En Cupertino se enteró de que su padre había muerto y que las deudas, no
pagadas, recaían sobre él como heredero, lo que significaba que podía ser arrestado
en cualquier momento. Su madre no lo recibió bien, pero trató de ayudarlo,
pidiendo la ayuda de sus otros tíos, pero ellos tampoco lo consideraron apto
para la vida religiosa y no lo quisieron recibir en el convento de la Grotella.
Sólo
el modesto sacristán del convento lo recibió por caridad y lo escondió en un
rincón oscuro del convento. Allí estuvo seis meses completamente aislado del
mundo, pasando mucho calor en verano y mucho frío en invierno, con la poca
comida que le procuraba el sacristán, tomando aire solamente por la noche,
cuando nadie lo podía ver.
Su tío se compadeció al verlo en ese estado
extremo, habló con el Superior, que era su otro tío Franceschino Desa, lo
hicieron curar y después lo recibieron como empleado para cuidar el establo y
específicamente la mula del Superior. Ahora José ya se sentía mejor, pues no lo
podían llevar a la cárcel por ser empleado del convento. Además lo aceptaron
como terciario franciscano laico y podía tener algunas horas para estudiar,
pensando siempre en su deseo de ser religioso.
Después
de tres años de empleado, todos los religiosos del convento lo estimaban,
porque era muy servicial y humilde con todos. Sus tíos decidieron aceptarlo
como novicio y comenzó el noviciado el 19 de junio de 1625, a los 22 años,
siendo aceptado para estudiar con miras al sacerdocio.

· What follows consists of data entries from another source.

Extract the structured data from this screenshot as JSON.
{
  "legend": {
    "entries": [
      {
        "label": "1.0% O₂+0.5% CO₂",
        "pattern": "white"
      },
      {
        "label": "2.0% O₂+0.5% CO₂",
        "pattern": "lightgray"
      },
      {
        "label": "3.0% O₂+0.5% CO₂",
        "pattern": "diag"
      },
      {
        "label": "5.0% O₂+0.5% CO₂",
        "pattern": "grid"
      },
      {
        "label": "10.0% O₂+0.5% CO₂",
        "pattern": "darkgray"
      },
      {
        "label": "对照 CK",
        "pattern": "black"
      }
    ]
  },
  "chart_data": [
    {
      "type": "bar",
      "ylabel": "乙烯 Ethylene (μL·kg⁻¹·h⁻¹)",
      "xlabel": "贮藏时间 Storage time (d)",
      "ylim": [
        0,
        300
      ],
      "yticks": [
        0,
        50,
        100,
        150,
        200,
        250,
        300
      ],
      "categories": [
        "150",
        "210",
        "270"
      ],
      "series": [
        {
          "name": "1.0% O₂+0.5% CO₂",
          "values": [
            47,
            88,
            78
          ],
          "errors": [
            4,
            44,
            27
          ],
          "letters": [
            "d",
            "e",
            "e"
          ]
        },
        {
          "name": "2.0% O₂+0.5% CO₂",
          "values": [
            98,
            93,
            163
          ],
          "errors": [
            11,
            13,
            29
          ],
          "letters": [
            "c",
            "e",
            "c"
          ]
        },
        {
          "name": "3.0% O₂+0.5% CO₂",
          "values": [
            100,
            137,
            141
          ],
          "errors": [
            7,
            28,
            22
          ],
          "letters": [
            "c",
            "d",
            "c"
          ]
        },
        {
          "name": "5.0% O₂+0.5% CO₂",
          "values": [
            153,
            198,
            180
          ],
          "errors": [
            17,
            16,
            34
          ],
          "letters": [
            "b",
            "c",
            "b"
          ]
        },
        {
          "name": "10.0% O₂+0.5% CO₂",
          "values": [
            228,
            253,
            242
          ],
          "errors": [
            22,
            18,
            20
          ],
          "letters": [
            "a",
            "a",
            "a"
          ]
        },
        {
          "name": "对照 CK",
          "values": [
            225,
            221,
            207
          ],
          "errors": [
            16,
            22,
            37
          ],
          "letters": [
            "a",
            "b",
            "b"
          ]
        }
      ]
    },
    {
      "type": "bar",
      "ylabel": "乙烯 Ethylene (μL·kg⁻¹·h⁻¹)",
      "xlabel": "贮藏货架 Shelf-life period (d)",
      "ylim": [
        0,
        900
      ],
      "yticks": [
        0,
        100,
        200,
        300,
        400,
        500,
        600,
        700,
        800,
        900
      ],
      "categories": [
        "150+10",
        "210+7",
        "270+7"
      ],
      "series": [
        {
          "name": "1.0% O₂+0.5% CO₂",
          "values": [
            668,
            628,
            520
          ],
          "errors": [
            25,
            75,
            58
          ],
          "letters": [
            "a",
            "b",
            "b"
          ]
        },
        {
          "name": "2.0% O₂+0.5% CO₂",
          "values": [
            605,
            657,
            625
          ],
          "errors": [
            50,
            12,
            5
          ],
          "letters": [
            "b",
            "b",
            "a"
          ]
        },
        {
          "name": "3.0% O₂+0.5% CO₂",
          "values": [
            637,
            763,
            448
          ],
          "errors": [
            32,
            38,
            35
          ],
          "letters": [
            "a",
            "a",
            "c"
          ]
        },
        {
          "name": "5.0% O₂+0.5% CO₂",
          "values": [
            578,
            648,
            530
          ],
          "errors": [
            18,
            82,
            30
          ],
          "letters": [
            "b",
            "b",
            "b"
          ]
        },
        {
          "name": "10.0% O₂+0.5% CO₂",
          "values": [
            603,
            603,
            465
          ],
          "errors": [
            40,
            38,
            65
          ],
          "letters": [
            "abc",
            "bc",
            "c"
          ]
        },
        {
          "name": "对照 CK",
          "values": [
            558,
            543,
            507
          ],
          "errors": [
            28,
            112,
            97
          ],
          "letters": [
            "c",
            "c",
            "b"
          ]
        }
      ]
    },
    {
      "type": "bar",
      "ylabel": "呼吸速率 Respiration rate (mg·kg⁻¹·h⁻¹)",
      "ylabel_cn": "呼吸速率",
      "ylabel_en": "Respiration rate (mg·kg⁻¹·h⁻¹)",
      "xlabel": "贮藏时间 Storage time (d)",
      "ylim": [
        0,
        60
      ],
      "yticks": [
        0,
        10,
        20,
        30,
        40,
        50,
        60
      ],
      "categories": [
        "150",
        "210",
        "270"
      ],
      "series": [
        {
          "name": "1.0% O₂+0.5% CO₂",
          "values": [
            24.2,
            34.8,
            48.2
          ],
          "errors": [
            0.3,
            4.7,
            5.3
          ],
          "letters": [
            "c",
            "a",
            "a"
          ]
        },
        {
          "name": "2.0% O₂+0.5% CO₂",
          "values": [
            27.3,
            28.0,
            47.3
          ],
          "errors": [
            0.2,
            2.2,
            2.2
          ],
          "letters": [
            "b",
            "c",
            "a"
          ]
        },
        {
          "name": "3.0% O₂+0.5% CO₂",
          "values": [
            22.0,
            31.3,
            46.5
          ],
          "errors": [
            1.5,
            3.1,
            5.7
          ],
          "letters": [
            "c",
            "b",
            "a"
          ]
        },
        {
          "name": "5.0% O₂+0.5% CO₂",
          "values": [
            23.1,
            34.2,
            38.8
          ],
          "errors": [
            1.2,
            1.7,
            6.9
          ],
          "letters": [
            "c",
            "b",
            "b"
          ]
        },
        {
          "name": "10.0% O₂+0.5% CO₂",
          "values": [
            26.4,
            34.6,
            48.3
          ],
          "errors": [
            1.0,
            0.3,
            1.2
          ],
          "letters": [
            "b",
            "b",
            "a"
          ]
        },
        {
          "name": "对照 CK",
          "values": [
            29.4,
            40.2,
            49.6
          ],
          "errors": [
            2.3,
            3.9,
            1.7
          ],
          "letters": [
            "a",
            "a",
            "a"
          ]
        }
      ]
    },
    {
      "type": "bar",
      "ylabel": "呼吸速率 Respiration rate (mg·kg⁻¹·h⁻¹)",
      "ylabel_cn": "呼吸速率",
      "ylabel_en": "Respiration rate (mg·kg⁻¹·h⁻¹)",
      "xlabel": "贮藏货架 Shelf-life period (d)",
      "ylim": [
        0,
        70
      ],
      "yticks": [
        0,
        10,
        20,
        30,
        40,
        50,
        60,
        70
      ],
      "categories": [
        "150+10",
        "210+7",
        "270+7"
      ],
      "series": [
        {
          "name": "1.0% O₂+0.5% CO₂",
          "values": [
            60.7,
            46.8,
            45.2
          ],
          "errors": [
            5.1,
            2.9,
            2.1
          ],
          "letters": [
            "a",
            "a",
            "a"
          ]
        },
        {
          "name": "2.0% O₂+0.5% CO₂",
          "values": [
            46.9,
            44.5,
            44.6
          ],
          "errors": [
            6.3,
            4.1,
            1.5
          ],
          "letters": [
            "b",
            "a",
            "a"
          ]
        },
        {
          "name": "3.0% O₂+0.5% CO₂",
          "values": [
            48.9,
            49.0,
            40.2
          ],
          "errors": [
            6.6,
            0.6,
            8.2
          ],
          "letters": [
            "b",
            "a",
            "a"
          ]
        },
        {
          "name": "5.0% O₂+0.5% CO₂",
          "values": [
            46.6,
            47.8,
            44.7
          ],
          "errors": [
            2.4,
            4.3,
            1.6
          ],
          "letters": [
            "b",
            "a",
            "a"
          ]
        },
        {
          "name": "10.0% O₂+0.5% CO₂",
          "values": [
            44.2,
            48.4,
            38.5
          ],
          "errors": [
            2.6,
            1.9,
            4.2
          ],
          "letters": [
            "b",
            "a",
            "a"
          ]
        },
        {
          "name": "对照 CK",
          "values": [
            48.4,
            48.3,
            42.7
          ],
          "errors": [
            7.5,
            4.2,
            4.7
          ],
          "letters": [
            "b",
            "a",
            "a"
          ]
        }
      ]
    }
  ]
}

En enero de 1627 emitió sus votos perpetuos
como religioso. Ese mismo mes recibió las órdenes menores y en febrero, el
subdiaconado.
Su carrera al sacerdocio fue vertiginosa,
casi milagrosa. En tres años de estudios superiores llegó a la cima, a
pesar de no haber tenido una buena base previa. Su tío, el padre Giambattista
Panaca, hermano de su madre, fue su guía durante el noviciado y quien lo ayudó
mucho en sus estudios. Al dar su examen para el diaconado, tuvo, según algunos,
ayuda celestial, pues le mandaron explicar el único párrafo de la Escritura que
sabía a fondo.
Fue
ordenado diácono en marzo de 1627.
Para
el examen al sacerdocio recibió ciertamente una ayuda de lo alto. El obispo
encargado de tomar examen era muy estricto y fray José tenía miedo por no estar
bien preparado. Los primeros examinados respondieron muy bien y el obispo pensó
que todos estaban igualmente bien preparados. Al ser llamado con urgencia para
atender algunos asuntos importantes, decidió sin más aprobar a todos los
candidatos. Para nuestro José fue una
bendición del cielo y, a lo largo de toda su vida, lo consideró como un milagro
de su madre querida, la Virgen del santuario de la Grottella. Fue ordenado
sacerdote el 28 de marzo de 1628 a los 25 años de edad. Y comenzó su ministerio
sacerdotal en su mismo pueblo de Cupertino.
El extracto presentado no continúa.